What is the difference between CJC-1295 with DAC and CJC-1295 without DAC?
They are two chemically distinct entities that share the same tetra-substituted GHRH(1-29) backbone but differ at the C-terminus. With DAC carries an extra Lys³⁰ residue bearing an Nε-maleimidopropionyl group (formula C₁₆₅H₂₆₉N₄₇O₄₆, MW ≈ 3647 Da, half-life ~6–8 days). Without DAC (also called Modified GRF 1-29) lacks that extension (formula C₁₅₂H₂₅₂N₄₄O₄₂, MW ≈ 3368 Da, half-life ~30 minutes). ConjuChem advanced the with-DAC form into clinical trials; the without-DAC form is what is most often encountered in research-chemical supply.
How does CJC-1295 differ from sermorelin and tesamorelin?
All three engage the GHRH receptor, but their pharmacokinetic profiles differ by orders of magnitude. Sermorelin is unmodified GHRH(1-29) (t½ ≈ 11–12 min); CJC-1295 without DAC adds DPP-IV-resistance substitutions (t½ ≈ 30 min); tesamorelin is GHRH(1-44) with N-terminal trans-3-hexenoyl protection (t½ ≈ 26 min); and CJC-1295 with DAC binds covalently to albumin for a t½ of ~6–8 days. Of these, only tesamorelin has FDA approval (for HIV-associated lipodystrophy); sermorelin's US approval was voluntarily discontinued in 2008; CJC-1295 has never been approved.
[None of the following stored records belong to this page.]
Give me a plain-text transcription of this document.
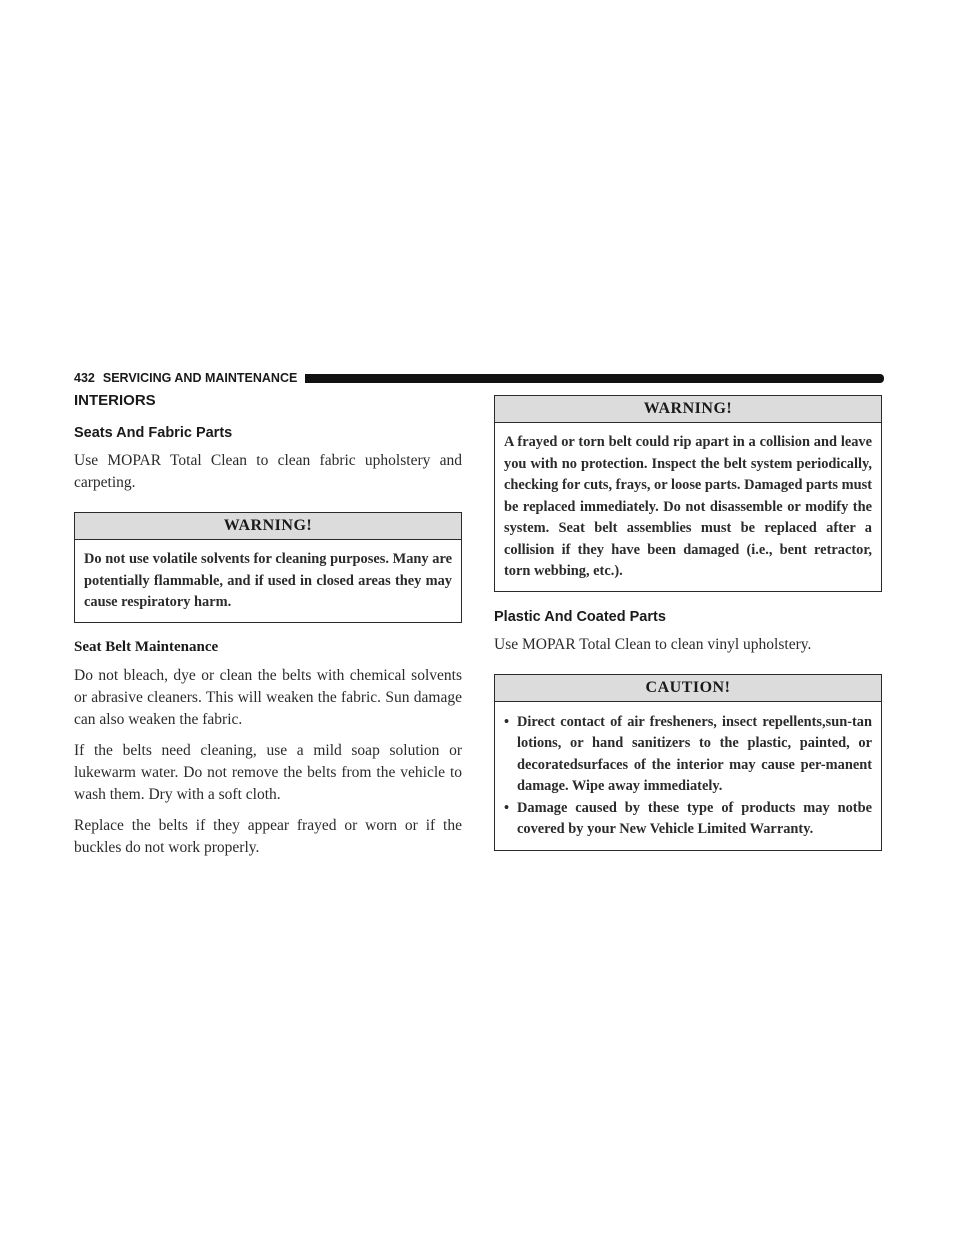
432 SERVICING AND MAINTENANCE
INTERIORS
Seats And Fabric Parts

Use MOPAR Total Clean to clean fabric upholstery and carpeting.

WARNING!
Do not use volatile solvents for cleaning purposes. Many are potentially flammable, and if used in closed areas they may cause respiratory harm.
Seat Belt Maintenance

Do not bleach, dye or clean the belts with chemical solvents or abrasive cleaners. This will weaken the fabric. Sun damage can also weaken the fabric.

If the belts need cleaning, use a mild soap solution or lukewarm water. Do not remove the belts from the vehicle to wash them. Dry with a soft cloth.

Replace the belts if they appear frayed or worn or if the buckles do not work properly.

WARNING!
A frayed or torn belt could rip apart in a collision and leave you with no protection. Inspect the belt system periodically, checking for cuts, frays, or loose parts. Damaged parts must be replaced immediately. Do not disassemble or modify the system. Seat belt assemblies must be replaced after a collision if they have been damaged (i.e., bent retractor, torn webbing, etc.).
Plastic And Coated Parts

Use MOPAR Total Clean to clean vinyl upholstery.

CAUTION!
• Direct contact of air fresheners, insect repellents,sun-tan lotions, or hand sanitizers to the plastic, painted, or decoratedsurfaces of the interior may cause per-manent damage. Wipe away immediately.
• Damage caused by these type of products may notbe covered by your New Vehicle Limited Warranty.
Is CJC-1295 approved by the FDA or EMA?
No. CJC-1295 is NOT approved by the FDA, EMA, Health Canada, or any other major regulator. ConjuChem's clinical programme reached Phase 2 (NCT00267527, HIV-associated visceral obesity) but was terminated in July 2006 after the death of a study participant; the on-site investigator attributed the death to underlying coronary disease rather than to study drug. Material currently in circulation is from research-chemical suppliers, which is not the same as regulatory approval.
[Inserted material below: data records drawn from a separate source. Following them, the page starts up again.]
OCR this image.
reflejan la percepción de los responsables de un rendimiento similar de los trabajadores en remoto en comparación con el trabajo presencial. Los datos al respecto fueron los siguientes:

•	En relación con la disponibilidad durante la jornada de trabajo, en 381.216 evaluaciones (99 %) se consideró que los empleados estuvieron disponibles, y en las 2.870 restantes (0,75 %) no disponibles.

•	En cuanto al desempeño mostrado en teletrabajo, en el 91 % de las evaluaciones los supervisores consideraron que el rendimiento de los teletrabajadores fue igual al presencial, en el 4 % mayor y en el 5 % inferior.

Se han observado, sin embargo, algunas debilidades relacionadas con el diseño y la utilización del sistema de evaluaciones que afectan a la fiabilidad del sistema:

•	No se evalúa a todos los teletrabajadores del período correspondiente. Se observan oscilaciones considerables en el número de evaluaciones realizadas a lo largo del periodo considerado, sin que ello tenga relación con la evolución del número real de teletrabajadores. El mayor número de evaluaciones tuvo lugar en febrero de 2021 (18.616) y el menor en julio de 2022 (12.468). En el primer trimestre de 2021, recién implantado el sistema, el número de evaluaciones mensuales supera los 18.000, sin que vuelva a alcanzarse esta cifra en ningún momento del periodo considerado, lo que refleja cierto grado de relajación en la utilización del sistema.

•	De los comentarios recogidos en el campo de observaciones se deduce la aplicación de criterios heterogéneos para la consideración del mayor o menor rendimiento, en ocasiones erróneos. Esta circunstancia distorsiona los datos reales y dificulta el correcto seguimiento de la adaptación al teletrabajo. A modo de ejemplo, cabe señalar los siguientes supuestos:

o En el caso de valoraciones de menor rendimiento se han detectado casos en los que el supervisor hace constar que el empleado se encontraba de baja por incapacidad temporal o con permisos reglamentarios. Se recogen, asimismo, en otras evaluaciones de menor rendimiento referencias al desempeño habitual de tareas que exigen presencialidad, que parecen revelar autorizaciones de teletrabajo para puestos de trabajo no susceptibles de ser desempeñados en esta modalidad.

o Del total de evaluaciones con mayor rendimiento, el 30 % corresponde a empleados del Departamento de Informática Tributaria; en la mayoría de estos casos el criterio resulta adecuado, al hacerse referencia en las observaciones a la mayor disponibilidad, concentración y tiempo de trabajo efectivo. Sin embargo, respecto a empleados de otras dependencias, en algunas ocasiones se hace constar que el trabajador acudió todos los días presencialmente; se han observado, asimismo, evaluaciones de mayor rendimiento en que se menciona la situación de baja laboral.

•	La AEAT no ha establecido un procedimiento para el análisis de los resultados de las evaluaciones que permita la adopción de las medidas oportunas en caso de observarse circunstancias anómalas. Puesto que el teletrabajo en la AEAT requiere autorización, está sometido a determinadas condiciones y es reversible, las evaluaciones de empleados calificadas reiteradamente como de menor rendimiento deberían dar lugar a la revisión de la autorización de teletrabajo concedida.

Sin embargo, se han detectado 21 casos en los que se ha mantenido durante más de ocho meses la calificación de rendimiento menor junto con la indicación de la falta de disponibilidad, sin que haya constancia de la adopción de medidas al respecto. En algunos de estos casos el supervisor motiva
What does the published clinical PK/PD literature show?
Across two Phase 1 studies in healthy adults, single subcutaneous CJC-1295 with DAC produced dose-dependent rises of mean GH (2- to 10-fold for ≥6 days) and IGF-1 (1.5- to 3-fold for 9–11 days), with multi-dose IGF-1 elevation persisting up to 28 days and an estimated terminal half-life of 5.8–8.1 days (Teichman 2006). A second study showed that GH pulsatility was preserved even under continuous receptor stimulation: pulse frequency and amplitude were unchanged while trough GH rose ~7.5-fold (Ionescu & Frohman 2006).
Is CJC-1295 banned in sport?
Yes. CJC-1295 is prohibited under the World Anti-Doping Agency (WADA) Prohibited List, category S2 (Peptide Hormones, Growth Factors, Related Substances and Mimetics), section S2.2.4 (GH-releasing factors), in the 2026 list — applicable both in- and out-of-competition. Detection methods for GHRH analogues including CJC-1295 are published (Henninge et al., Drug Test Anal 2010).